JB: I agree to a certain extent. I do not think they are desperate, but if they do not make a deal now, there are six other people right behind who will.

MB: Predictions for a year from now? Are we going to be sitting here talking about another 20 percent appreciation?
I think there’s going to be a healthy seven to ten percent growth. There is a strong, healthy market here, and you have a lot of well qualified buyers who have a lot of cash.

MB: You do not think it is going to stop?
It has stopped in other markets already. People forget what happened after September 11? You couldn’t give away an $800,000 house in Washington D.C. for a year. Take Columbia Heights for example. You have a lot of people who bought $350,000 condos and wanted to sell them for $450,000, but you can buy a house for $355,000. It makes no sense. That is a clear example of a housing imbalance. Where you have good housing stock at a fair market price, you will have willing buyers. That is what makes this market very healthy.

MB: What is the price per-square-foot in your various markets?
: The price per square foot in Georgetown is $753 but a luxury condominium in Georgetown is about $1,000. In Kalorama, it is around the $650 to $700 market, and depending on renovation it can go as high as $750. Georgetown is about 20 to 25 percent more expensive than Kalorama. Logan Circle is comparable to Georgetown and Kalorama. The condo price per square foot could be as high as $700 to $900, and Capitol Hill is getting up there, too.
CM: I have a different market them what is going on downtown. I don’t see that much appreciation next year, maybe four to six percent. There is a possibility that we might get a bump because of the construction costs, because of Katrina. I also believe that the big builders are going to divert resources. Right now they artificially keep up their supply and demand by only allowing so many houses to be sold per month because they don’t want to get too far out and they don’t have the production capacity to build any more. Because the developers are national, houses are built in factories, and are shipped and assembled on site. I think they are going to take some of that capacity away from those projects and use that to deal with Katrina rebuilding. The effect may be a bigger housing shortage, but I also see that there is an affordability problem. When our average price of a home is over $550,000 and the mean is over $600,000 in Fairfax County, some people find it very difficult to afford housing. Even though I work on the luxury end of the market place, it still all trickles up. Long term, we’re going to go up. Short term, I don’t know if we’re going to have as great as an appreciation as we have had over the past few years.

MB: And what about square footage?
We’re at $250 to $300 a square foot for houses and $500 per square foot for luxury homes. That is construction price, not including land.
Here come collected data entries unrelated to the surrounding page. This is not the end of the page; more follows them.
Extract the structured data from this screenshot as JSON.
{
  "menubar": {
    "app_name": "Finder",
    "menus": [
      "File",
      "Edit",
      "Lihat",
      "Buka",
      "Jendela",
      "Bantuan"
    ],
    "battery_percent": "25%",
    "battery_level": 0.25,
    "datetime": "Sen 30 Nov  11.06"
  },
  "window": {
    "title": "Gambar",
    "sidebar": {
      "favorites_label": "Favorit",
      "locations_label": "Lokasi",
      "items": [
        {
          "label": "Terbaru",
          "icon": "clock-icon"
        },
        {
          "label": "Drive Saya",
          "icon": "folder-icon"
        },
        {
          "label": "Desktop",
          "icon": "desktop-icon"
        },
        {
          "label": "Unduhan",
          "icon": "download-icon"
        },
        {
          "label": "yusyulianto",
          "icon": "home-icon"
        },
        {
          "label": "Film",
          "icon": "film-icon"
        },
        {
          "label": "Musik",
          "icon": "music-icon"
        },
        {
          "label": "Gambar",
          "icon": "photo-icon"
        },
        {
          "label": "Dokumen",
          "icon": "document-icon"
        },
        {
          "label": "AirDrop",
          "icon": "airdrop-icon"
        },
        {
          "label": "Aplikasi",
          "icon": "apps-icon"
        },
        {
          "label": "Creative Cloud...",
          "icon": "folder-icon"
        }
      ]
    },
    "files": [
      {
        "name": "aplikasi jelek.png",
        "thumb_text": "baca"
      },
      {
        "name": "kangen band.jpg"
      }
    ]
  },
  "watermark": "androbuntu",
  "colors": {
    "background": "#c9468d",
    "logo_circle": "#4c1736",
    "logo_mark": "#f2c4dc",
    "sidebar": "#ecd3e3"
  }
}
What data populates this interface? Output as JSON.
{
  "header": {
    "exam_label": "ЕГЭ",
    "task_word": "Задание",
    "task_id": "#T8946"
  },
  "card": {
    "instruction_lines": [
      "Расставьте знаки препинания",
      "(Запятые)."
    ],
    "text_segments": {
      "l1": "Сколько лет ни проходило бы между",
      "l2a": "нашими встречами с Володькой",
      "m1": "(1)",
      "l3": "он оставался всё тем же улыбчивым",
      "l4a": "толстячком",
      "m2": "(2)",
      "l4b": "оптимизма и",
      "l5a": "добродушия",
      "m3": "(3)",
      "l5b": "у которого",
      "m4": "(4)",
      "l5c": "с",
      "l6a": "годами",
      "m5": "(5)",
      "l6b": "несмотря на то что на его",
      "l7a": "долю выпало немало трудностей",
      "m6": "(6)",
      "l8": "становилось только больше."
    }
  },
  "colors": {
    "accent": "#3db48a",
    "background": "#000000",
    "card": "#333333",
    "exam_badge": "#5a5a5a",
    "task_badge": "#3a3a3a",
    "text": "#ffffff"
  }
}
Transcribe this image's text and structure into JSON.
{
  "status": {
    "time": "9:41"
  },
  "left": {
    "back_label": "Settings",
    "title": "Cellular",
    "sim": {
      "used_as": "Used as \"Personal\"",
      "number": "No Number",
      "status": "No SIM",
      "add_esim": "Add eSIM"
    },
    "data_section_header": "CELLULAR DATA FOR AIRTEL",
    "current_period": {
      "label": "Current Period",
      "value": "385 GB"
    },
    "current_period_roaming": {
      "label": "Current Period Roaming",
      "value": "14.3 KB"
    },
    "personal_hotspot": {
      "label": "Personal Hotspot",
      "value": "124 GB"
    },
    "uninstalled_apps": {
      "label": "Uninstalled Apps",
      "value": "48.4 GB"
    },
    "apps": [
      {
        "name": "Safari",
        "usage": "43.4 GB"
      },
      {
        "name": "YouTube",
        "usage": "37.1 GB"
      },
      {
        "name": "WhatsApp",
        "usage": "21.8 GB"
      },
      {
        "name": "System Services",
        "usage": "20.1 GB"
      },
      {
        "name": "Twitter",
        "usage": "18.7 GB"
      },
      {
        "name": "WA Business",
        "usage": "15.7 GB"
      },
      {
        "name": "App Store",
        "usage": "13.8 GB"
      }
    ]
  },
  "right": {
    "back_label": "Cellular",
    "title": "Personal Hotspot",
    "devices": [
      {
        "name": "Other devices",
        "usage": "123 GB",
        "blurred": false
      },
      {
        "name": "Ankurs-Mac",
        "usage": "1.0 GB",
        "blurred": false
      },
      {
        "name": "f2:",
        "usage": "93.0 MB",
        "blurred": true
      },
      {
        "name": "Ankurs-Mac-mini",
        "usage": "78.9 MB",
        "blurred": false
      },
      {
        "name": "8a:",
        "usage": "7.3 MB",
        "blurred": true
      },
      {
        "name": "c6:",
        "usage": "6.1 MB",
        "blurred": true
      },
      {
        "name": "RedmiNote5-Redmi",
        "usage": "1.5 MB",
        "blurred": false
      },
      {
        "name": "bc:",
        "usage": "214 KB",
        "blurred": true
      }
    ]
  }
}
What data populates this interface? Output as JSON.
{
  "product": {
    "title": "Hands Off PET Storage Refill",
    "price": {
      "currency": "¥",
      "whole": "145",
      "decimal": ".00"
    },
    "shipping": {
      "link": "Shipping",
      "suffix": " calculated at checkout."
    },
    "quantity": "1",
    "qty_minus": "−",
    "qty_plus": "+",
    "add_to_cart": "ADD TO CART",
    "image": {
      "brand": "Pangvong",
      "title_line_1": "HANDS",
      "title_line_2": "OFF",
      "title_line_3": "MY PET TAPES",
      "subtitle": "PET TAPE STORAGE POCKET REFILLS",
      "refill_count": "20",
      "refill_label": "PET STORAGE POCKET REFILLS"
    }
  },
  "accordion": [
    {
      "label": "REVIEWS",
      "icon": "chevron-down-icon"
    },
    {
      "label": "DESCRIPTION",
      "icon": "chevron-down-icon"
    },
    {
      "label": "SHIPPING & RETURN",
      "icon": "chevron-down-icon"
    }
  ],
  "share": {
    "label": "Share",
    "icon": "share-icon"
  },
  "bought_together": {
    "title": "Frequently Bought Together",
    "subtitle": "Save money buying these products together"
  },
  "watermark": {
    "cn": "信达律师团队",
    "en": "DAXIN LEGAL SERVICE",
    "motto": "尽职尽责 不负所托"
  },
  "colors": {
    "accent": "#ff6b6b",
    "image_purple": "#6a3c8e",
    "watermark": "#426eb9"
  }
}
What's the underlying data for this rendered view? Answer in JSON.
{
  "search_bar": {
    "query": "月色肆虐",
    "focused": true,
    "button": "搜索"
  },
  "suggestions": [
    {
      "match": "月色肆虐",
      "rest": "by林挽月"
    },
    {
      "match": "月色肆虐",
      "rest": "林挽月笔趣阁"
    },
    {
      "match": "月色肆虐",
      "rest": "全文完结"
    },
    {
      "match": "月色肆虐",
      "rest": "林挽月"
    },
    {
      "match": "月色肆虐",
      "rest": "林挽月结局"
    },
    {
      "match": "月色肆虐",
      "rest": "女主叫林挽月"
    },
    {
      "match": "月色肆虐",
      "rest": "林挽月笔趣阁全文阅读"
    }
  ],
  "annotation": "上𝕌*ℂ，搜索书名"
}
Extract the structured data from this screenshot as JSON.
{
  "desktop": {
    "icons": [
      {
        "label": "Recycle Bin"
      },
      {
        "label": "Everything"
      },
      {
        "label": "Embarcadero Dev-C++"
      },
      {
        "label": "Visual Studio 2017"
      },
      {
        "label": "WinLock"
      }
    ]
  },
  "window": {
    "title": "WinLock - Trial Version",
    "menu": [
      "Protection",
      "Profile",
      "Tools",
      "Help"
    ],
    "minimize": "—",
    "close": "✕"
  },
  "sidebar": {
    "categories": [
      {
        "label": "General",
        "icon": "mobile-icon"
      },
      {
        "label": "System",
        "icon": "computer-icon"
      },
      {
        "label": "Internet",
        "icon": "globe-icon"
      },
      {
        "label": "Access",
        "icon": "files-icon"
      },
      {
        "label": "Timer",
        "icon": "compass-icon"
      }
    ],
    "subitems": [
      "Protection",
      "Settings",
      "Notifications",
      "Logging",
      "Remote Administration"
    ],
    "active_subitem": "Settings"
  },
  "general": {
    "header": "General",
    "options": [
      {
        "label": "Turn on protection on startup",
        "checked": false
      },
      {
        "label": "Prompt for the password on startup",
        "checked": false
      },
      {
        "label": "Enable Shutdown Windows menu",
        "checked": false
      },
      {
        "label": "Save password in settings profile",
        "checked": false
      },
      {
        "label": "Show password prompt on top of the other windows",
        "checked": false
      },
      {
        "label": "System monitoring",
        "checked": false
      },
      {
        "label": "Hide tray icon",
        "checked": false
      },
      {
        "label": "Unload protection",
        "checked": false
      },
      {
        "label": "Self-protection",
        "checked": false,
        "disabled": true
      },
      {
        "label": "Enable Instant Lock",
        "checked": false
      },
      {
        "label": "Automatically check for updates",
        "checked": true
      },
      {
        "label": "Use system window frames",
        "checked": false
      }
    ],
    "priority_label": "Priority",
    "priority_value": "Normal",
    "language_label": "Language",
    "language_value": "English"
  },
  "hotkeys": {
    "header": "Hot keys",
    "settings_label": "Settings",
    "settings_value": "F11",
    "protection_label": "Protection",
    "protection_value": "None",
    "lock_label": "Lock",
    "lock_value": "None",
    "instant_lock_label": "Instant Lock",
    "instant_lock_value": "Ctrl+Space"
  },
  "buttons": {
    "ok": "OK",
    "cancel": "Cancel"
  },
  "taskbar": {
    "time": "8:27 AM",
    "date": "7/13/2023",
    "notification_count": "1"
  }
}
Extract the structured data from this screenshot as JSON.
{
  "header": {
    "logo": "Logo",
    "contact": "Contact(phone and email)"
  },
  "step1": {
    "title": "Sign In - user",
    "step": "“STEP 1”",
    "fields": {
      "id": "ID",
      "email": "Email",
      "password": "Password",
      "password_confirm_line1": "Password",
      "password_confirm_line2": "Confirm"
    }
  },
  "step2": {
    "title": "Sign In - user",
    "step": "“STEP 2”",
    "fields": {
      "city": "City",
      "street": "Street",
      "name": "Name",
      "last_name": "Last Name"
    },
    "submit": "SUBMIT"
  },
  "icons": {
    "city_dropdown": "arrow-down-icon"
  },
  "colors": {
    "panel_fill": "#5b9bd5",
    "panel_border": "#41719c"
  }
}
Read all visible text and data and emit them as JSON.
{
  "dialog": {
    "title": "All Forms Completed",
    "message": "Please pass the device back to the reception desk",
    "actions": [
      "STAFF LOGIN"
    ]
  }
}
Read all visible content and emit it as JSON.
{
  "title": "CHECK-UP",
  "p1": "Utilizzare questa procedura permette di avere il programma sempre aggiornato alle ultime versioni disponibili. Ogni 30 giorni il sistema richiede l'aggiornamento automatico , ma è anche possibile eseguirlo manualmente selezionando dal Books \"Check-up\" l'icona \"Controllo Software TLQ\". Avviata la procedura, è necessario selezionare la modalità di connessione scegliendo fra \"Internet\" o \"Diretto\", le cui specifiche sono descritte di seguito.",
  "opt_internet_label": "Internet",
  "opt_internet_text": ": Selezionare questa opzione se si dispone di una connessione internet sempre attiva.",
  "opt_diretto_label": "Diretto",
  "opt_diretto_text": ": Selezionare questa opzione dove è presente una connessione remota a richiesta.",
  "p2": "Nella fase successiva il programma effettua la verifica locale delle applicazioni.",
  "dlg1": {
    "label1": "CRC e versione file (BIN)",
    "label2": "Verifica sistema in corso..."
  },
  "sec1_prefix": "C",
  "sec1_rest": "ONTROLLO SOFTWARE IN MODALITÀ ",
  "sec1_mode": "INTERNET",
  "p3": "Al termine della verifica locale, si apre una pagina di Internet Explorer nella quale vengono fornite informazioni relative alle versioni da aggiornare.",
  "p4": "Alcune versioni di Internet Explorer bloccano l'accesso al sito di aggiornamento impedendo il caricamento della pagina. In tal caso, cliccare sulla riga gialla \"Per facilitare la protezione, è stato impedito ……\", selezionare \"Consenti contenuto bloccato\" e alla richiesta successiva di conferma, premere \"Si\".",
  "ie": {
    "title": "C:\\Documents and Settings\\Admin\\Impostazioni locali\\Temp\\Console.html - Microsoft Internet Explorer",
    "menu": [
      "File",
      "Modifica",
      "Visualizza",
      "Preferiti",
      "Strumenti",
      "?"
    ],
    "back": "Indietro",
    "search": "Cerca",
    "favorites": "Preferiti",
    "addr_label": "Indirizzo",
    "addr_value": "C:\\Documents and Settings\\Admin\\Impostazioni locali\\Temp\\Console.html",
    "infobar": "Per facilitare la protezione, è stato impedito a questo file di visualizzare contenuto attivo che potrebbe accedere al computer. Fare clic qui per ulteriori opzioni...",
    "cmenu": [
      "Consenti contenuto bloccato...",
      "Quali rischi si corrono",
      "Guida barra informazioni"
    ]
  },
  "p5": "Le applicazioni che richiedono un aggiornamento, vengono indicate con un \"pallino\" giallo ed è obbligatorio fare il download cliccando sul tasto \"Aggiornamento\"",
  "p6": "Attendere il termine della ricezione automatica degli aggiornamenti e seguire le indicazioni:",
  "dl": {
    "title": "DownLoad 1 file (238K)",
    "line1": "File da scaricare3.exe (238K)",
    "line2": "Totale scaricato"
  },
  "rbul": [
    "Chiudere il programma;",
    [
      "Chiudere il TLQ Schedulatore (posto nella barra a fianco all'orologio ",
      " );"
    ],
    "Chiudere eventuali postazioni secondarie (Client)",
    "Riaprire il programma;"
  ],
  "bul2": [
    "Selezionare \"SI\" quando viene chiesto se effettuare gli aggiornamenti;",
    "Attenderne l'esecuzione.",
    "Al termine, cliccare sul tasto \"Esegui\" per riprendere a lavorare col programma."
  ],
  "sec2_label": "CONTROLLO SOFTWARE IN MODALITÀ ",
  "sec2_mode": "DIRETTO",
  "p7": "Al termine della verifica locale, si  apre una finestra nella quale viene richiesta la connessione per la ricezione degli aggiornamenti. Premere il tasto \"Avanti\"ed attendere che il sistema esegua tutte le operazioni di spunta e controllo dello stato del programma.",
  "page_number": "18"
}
The lots are going anywhere from $500,000 on the low end to over $1 million.
JF: My market is different because we operate in scarcity of single family homes. Chevy Chase has a building moratorium that is going to further tighten the supply. Builders are not going to want to go in there and take the risk of knocking a house down and putting up a big house. The few houses that do come on in the market are going to continue to appreciate because there is no place to go. In the last three years, the price per square foot for land has gone from $315 to $750 to $800 in prime locations. If you want to buy something in Edgemoore you are at $2 million, and that’s a tear down. In terms of the condo market, unlike Northern Virginia, we are under built to an extreme. The Adagio, in downtown Bethesda, came on the market with 90 units and sold out in two weeks with a waiting list of 3,000 people. According to the last Census report baby boomers represent 52 percent of our market in the Washington metropolitan area. The last baby boomer will turn 55 in 2020. What do boomers want to buy? They want to buy downtown locations, water properties, golf communities—any kind of a second home market. Follow the boomer and you will make money.